Com efeito, entre as admiráveis disposições do legado pessoal de Joaquim Ferreira dos Santos, o conde de Ferreira, a favor de asilos, hospitais e misericórdias como as do Porto e do Rio de Janeiro, destacava-se a cláusula que reservava 144 000$000 réis para a construção de cento e vinte casas exclusivamente destinadas à instrução primária de ambos os sexos, “nas terras que forem cabeças de concelho, sendo todas por uma mesma planta e com acomodação para vivenda do professor, não excedendo o custo de cada casa e mobília a quantia de 1 200$000 réis”.
Em 12 de maio de 1866, a Câmara de Bragança tomou conhecimento do conteúdo de um ofício emanado do Governo Civil, em que se comunicava a possibilidade de Bragança se candidatar à fundação de uma escola com base na vontade do benfeitor portuense. Logo a vereação se dispôs a aprofundar os termos das possibilidades que se lhe ofereciam, mediante o estabelecimento de contactos com os testamenteiros de Joaquim Ferreira dos Santos, deliberando, em 5 de junho do mesmo ano, formular o pedido da escola, “oferecendo para ela terreno apropriado e a competente mobília”.
Esta matéria voltou à mesa, e foi discutida novamente nas sessões de 4 e 18 de outubro, agora já na posse de uma cópia da planta. Calculadas as despesas e outros encargos, “tudo conforme as Instruções da Direção Geral de Instrução Pública, deliberou que se comprometia ao levantamento da obra de que se trata”. A partir deste momento, o tema da Escola do Conde de Ferreira foi objeto de análise e de discussão em quase todas as sessões.
Desde logo, porque o sítio da sua implantação dividia os espíritos e a maioria mostrou preferência pela implantação na vizinhança da Praça da Sé. Por isso se pediu aos órgãos da Diocese a cedência de um lote nos terrenos que pertenciam ao Seminário de S. José. A pretensão viu-se denegada pelo prelado, em carta escrita em 12 de dezembro.
Ou seja, durante meio ano, a Câmara revelou-se incapaz de concretizar em que sítio a escola iria ser edificada.

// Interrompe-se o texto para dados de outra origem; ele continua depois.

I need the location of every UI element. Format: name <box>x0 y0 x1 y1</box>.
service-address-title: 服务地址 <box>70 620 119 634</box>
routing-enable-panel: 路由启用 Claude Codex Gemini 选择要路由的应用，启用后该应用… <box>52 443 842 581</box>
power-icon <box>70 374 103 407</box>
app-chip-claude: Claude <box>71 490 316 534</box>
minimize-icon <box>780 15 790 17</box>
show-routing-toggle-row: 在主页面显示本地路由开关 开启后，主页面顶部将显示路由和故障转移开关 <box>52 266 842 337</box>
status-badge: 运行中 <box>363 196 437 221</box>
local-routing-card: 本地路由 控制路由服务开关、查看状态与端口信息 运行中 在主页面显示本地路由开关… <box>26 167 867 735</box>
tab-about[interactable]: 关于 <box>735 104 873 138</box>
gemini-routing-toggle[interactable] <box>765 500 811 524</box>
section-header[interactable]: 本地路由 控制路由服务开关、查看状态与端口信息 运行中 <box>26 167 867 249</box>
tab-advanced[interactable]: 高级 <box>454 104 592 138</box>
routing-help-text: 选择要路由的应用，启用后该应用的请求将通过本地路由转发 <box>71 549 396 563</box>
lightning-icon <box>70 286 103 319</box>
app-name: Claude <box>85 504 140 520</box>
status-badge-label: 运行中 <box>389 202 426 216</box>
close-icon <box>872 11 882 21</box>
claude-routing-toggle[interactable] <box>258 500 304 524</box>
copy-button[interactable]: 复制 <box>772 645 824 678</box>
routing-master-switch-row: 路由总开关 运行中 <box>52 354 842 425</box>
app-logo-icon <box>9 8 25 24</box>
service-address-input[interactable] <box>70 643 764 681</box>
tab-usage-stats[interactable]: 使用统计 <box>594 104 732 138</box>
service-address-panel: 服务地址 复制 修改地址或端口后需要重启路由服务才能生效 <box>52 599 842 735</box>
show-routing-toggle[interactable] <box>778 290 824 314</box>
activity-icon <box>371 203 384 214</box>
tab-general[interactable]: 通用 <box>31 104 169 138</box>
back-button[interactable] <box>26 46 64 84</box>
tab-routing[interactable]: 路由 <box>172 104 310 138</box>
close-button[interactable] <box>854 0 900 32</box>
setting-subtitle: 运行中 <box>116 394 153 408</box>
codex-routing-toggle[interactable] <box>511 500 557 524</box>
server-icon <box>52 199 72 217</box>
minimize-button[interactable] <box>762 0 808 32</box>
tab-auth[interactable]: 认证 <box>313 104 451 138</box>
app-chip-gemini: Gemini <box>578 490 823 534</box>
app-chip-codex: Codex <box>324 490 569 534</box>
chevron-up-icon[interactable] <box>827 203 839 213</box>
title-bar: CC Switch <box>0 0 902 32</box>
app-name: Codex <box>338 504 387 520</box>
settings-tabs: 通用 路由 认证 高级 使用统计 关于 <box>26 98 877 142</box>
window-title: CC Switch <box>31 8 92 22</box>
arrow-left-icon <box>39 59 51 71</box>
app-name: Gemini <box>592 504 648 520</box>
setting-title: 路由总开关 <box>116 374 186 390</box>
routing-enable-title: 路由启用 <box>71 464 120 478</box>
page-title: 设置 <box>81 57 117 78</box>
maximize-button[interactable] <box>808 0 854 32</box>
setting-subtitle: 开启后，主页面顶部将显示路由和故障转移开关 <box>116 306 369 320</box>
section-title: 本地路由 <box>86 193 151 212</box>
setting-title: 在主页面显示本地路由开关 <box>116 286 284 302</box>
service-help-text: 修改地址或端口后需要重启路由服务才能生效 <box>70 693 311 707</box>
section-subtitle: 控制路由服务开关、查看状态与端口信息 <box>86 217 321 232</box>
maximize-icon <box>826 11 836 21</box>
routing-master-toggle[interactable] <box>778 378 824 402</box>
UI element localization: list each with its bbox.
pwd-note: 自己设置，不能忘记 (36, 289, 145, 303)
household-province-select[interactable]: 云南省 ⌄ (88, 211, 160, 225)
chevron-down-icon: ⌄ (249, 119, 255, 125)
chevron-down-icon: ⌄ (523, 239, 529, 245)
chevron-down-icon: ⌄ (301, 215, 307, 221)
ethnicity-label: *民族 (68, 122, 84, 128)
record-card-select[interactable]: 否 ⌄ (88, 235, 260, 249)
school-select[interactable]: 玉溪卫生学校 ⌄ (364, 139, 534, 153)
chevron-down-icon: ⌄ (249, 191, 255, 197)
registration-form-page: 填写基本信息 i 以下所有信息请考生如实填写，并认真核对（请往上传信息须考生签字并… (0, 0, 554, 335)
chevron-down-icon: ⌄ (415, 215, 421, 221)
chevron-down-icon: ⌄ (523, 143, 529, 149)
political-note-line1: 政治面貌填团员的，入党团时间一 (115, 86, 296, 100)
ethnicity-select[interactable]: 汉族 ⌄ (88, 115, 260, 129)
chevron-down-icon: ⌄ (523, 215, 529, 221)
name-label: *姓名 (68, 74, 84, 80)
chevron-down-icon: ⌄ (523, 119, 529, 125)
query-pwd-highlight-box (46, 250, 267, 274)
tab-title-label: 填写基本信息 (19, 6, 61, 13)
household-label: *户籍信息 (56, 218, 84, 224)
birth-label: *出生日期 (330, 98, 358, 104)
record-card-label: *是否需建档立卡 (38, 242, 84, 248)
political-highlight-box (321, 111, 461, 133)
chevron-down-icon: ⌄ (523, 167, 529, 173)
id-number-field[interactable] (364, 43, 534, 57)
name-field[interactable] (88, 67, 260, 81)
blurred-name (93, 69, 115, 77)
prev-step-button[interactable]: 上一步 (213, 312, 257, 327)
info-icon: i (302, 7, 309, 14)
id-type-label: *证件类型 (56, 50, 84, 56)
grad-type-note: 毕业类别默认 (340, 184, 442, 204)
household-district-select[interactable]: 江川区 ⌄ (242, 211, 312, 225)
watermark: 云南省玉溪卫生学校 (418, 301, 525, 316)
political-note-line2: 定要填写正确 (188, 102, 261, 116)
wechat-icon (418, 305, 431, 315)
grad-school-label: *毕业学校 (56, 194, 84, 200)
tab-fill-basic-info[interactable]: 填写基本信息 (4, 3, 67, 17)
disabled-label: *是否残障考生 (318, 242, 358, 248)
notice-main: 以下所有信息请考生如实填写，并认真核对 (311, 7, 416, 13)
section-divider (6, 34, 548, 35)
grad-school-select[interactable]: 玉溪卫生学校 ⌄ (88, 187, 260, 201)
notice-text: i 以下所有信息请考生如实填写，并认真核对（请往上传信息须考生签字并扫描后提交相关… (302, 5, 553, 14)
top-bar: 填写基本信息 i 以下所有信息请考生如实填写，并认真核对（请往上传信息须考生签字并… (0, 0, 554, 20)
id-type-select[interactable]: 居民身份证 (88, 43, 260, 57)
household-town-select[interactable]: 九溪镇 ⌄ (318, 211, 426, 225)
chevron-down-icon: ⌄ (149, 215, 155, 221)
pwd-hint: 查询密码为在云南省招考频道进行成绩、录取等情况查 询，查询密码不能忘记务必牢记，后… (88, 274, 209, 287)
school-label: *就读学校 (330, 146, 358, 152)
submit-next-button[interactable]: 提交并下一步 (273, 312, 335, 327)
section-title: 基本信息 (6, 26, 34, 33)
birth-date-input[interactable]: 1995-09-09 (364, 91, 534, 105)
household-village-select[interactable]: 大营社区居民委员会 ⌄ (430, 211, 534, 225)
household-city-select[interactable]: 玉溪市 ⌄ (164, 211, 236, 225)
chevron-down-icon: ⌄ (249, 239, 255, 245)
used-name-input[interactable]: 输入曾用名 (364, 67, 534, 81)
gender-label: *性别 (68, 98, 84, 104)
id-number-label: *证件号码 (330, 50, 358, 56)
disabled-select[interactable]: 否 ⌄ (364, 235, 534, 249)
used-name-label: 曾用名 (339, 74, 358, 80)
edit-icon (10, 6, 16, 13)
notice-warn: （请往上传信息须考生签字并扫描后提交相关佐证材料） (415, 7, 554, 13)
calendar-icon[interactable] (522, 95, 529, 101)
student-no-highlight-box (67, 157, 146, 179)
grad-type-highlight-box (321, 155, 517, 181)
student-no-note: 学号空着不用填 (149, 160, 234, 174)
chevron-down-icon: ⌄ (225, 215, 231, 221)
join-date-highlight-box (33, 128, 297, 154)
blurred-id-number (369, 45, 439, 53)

Talvez por causa destas hesitações, os testamenteiros enviaram ao Município uma circular que devia ser integralmente copiada para o livro de atas e que serviria “de título como se fora escritura pública”. Neste documento, definiam-se, ponto por ponto, todas as condições que deviam ser observadas na construção da “casa para a escola e vivenda do professor”, respeitando as indicações da planta e adquirindo a mobília indispensável, “mesa e cadeira para o professor, bancos e mesas, munidas de tinteiros para quarenta e oito alunos, pelo menos”. O legado de 1 200$000 réis seria dividido em quatro pagamentos, satisfeitos de acordo com o faseamento evolutivo da obra, que devia ser executada no período de um ano.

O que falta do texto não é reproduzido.